March 29, 2024
BANGOR DAILY NEWS (BANGOR, MAINE

Republicans vote to shrink Legislature> Candidates get exposure at GOP State Convention

AUGUSTA — After a lively platform debate with a surprising amount of opposition, delegates to the Republican State Convention on Friday voted 386-349 in favor of reducing the size of the Maine Legislature.

Delegates also voted to recommend that Maine withdraw from the Northern Forest Lands Council, a federally sponsored regional forest planning agency that has generated controversy.

The two-day state convention was expected to attract more than 2,000 conventioneers to the Augusta Civic Center. Speeches and floor demonstrations for candidates in the tightly contested primary races for governor and Congress were scheduled for today.

The vote on reducing the size of the 186-seat Legislature reaffirmed a plank in the platform developed by a committee led by Carol Emery of Tenants Harbor.

“In this platform, we stress local government, local solutions and local control,” said Emery.

The platform also favors giving the governor the line item veto, reducing legislative staff and study commissions, and giving voters the power to elect constitutional officers, now elected by the Legislature.

Reducing the size of the House from 151 members to 99 members has been proposed in the Legislature without success for several years. Gov. John R. McKernan again tried it this year without success. Rep. Sumner H. Lipman of Augusta, a Republican running for governor, also has been promoting a smaller Legislature for some time.

But any reduction would need to be in the form of a constitutional amendment which requires two-thirds approval from the Legislature before it can go to the people in referendum. And the Legislature has been most unwilling to vote for a reduction in its size.

A surprising number of Republican speakers Friday argued that reducing the size of the Legislature would produce large, unwieldy districts and a proliferation of work for individual lawmakers.

“I think it would be a terrible mistake to reduce the size of the House,” said Rep. Willis Lord, R-Waterboro. “You’ll have to go to more professional help if the districts are larger.”

“Small communities will lose representation with a smaller Legislature,” said Rep. Eleanor Murphy, R-Berwick.

But attorney Merton Henry said, “Maine has one of the largest legislatures in the nation. We have drifted very close to having a professional Legislature.” Henry chaired a government restructuring commission that recommended shrinking the Legislature.

Roland Sutton of Norway said, “One of the themes of our party is that less government is better government.”

There was much less debate on the proposal to have Maine drop out of the Northern Forest Lands Council and the amendment was adopted on an overwhelming voice vote. The council has been controversial as it proposed regional land-use strategies for Maine, New Hampshire, Vermont and New York.

“We cannot make combinations of states for governing these states without permission of those states,” said Mark Finks of Falmouth. “The best way to manage land is to let the private owners manage it and get the blasted taxes and regulation off those owners.”

Finks is a perennial convention gadfly and after the resolution he supported passed, Convention Chairman Kenneth M. Cole III said, “The chair would add that in the 14 years he’s known Mr.
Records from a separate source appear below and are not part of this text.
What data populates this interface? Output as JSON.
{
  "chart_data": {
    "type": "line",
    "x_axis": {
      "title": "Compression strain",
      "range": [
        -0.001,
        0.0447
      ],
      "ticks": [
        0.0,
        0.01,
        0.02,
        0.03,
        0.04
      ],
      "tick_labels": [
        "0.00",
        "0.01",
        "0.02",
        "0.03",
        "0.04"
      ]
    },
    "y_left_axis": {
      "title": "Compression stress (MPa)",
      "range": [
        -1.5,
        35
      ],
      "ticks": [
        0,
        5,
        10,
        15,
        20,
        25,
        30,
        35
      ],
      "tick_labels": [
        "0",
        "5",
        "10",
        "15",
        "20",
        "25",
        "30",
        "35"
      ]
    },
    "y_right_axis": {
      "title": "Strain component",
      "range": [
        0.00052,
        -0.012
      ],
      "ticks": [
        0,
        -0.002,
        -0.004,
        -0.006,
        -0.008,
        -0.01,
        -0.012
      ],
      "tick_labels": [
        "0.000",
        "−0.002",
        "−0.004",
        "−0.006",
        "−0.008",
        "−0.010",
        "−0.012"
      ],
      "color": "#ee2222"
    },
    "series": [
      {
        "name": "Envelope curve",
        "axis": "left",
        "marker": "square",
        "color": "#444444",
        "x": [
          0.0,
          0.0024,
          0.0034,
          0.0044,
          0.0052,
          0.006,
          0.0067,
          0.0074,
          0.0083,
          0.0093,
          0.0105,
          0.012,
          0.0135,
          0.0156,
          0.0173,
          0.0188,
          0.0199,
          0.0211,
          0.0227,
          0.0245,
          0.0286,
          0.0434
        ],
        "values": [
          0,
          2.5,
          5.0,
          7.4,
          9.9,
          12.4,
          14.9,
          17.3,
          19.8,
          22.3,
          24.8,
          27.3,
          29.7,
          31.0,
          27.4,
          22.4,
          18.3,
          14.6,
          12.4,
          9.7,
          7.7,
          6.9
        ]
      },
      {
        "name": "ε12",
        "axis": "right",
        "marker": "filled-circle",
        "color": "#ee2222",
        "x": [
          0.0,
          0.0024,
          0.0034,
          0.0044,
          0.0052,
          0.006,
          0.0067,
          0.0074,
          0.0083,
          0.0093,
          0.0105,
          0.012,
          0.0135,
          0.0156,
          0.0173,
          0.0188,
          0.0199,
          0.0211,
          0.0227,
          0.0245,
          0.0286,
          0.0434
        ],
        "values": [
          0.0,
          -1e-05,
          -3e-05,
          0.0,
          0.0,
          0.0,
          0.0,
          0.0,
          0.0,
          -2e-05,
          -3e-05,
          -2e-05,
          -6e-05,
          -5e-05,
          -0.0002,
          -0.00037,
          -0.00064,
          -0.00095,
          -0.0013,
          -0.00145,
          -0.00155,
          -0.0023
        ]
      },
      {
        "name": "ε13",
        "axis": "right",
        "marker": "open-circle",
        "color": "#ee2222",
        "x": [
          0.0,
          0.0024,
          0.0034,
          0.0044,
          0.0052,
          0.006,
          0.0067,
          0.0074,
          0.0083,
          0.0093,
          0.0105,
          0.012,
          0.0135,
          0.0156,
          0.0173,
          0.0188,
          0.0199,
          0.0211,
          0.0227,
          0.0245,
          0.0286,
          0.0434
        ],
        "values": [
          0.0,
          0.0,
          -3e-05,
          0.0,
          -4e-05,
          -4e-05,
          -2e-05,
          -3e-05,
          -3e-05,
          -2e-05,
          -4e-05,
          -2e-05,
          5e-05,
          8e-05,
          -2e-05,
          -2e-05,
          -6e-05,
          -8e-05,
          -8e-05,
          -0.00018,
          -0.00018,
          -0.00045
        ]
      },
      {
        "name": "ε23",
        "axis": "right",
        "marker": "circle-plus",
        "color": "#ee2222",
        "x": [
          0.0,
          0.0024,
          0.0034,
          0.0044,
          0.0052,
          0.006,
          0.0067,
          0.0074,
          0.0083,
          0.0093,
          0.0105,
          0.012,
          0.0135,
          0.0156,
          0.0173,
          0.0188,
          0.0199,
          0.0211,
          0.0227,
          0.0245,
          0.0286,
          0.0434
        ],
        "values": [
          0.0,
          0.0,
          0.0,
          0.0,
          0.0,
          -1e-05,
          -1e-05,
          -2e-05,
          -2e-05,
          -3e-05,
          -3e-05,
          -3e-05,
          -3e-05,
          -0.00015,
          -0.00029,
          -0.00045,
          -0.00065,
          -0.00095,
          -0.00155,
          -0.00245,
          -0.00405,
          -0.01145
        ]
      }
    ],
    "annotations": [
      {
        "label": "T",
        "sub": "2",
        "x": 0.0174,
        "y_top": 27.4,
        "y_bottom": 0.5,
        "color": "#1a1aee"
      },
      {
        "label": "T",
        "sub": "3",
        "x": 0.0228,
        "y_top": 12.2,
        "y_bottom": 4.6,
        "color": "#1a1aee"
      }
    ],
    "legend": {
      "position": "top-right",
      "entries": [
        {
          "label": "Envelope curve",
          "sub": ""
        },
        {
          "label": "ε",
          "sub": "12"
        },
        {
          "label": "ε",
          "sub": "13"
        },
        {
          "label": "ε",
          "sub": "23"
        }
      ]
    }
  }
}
Finks this was the first time we’ve ever agreed on anything.”

The civic center was festooned with campaign signs advertising the multitude of candidates. The signs started on the front lawn, where gubernatorial candidate Jack Wyman tethered a small balloon, and continued on every available space inside the building, even inside the restrooms.

Rep. Judith Foss of Yarmouth made a big splash in her campaign for governor. Greeting motorists driving in the main entrance to the civic center complex was a big trailer with “Judy Foss” written on the side in seven-foot letters.

Then outside the front door of the civic center, Foss had a Wurlitzer military band organ playing rousing marches on the back of an antique truck. The band organ plays automatically like a player piano and sounds like a full marching band.

Owner Erv Bickford of Yarmouth said the band organ dated from about 1910.

“I play it to have a good time and to give other people a good time,” he said.

Garry Maines of Windsor, a Lipman supporter, admitted, “Everybody’s noticing it. It’s doing a good job.”

Foss, the other seven gubernatorial candidates, and the eight congressional candidates all will have a chance to strut their stuff today.

“It’s going to be pivotal, this being the best public forum to get their message home,” said Republican strategist Tony Payne. “The ones who emerge as front-runners will have captured the imagination, they’ll have the most vigor with their message.”